Bangladesh students shake nation with protests for road safety

Despite government promises in response to the protests, students remain to be convinced that they have seen the last of human rights violations.

Protests initiated by students of Ramiz Uddin Cantonment School and College have left Bangladesh’s capital, Dhaka, in turmoil. The protests were launched after two year 11 students Abdul Karim Rajib and Dia Khanam Meem were killed by speeding buses on July 29.

Using innovative ways of protesting, the students have won widespread national sympathy. They stopped vehicles, checked drivers documents and licences, enforced traffic rules, especially the need for drivers to keep to one lane and, in what was a rare experience, demanded that drivers give way to ambulances and other emergency vehicles.

In an open conflict of interest, shipping minister Shajahan Khan, who is also president of the Heavy Vehicles Labourers’ Federation, denigrated the students and their demands for road safety. He also insulted the memory of the two students.

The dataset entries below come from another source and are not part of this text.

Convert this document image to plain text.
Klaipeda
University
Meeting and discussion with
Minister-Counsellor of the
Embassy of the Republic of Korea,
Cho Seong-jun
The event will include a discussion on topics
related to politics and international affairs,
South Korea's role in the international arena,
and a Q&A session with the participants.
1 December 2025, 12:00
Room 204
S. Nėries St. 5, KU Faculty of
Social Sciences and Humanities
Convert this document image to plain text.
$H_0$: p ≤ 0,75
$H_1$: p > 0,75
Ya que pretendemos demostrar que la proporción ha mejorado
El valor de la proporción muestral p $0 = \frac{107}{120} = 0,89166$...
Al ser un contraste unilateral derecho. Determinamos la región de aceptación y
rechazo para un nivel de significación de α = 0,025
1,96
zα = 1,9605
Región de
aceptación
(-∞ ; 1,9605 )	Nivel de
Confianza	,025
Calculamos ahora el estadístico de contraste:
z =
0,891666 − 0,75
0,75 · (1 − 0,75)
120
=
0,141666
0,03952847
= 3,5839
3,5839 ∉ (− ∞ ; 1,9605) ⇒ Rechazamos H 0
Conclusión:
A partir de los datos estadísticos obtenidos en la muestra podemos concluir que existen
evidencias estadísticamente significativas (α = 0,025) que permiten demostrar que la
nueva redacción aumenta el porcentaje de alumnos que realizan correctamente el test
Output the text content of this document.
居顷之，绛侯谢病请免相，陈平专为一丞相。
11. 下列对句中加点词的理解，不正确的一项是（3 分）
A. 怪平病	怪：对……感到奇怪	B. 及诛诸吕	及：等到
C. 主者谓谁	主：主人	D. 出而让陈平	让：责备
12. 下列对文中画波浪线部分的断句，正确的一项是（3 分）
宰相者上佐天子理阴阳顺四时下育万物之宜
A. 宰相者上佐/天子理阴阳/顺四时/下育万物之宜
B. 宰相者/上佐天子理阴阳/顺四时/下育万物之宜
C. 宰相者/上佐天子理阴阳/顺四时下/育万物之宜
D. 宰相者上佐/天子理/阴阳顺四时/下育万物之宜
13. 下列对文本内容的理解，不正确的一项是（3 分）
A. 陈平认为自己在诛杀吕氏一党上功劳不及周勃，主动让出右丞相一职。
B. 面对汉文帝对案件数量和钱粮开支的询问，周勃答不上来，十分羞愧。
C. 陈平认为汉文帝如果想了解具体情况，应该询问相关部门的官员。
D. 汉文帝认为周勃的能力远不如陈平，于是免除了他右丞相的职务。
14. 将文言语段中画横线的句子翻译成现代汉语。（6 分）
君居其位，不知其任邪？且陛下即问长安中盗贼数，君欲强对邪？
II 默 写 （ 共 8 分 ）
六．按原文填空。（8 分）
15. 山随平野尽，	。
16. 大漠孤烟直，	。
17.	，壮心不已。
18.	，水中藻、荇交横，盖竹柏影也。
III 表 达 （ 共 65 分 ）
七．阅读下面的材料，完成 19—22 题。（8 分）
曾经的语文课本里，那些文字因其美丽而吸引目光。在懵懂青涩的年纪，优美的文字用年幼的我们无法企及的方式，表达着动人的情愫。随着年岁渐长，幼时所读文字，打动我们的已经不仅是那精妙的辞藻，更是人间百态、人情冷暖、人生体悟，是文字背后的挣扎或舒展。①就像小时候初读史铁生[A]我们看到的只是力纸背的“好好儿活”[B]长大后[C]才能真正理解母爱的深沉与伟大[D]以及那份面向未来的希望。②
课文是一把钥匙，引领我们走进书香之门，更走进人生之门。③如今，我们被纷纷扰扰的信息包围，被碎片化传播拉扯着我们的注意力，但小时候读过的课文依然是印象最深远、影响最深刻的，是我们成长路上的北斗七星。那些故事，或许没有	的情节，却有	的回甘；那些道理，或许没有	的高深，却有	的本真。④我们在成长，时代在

As the government lost control of the situation, it accused the students of vandalism and closed schools and colleges. It has mobilised police and members of a government-aligned student group to brutally crackdown on the protesters with rubber bullets, tear gas, batons, machetes and sticks.

Hundreds were injured, female protesters were sexually harassed, and journalists and bystanders were beaten up and arrested for taking photos or recording videos.

Renowned photojournalist Shahidul Alam was arrested for making “provocative comments” and placed on seven-day remand, a sentence which was later suspended by the High Court.

University students joined the school students in protesting when news spread about the repression. As social media was flooded with photos and videos of the violence, university students also blocked roads to demand justice. They were also attacked by police.

Prime Minister Sheikh Hasina has since given verbal assurance that all the protesters’ demands will be granted. Students, however, remember the broken promises made by the government in April when Dhaka University students demanded reforms to public service recruitment processes.

After the police and ruling party-sponsored violence, students remain to be convinced that they have seen the last of human rights violations, disregard for student safety, denial of freedom of expression and abuse of power.

[Sabrina Syed is a Bangladeshi PhD student studying in Newcastle.]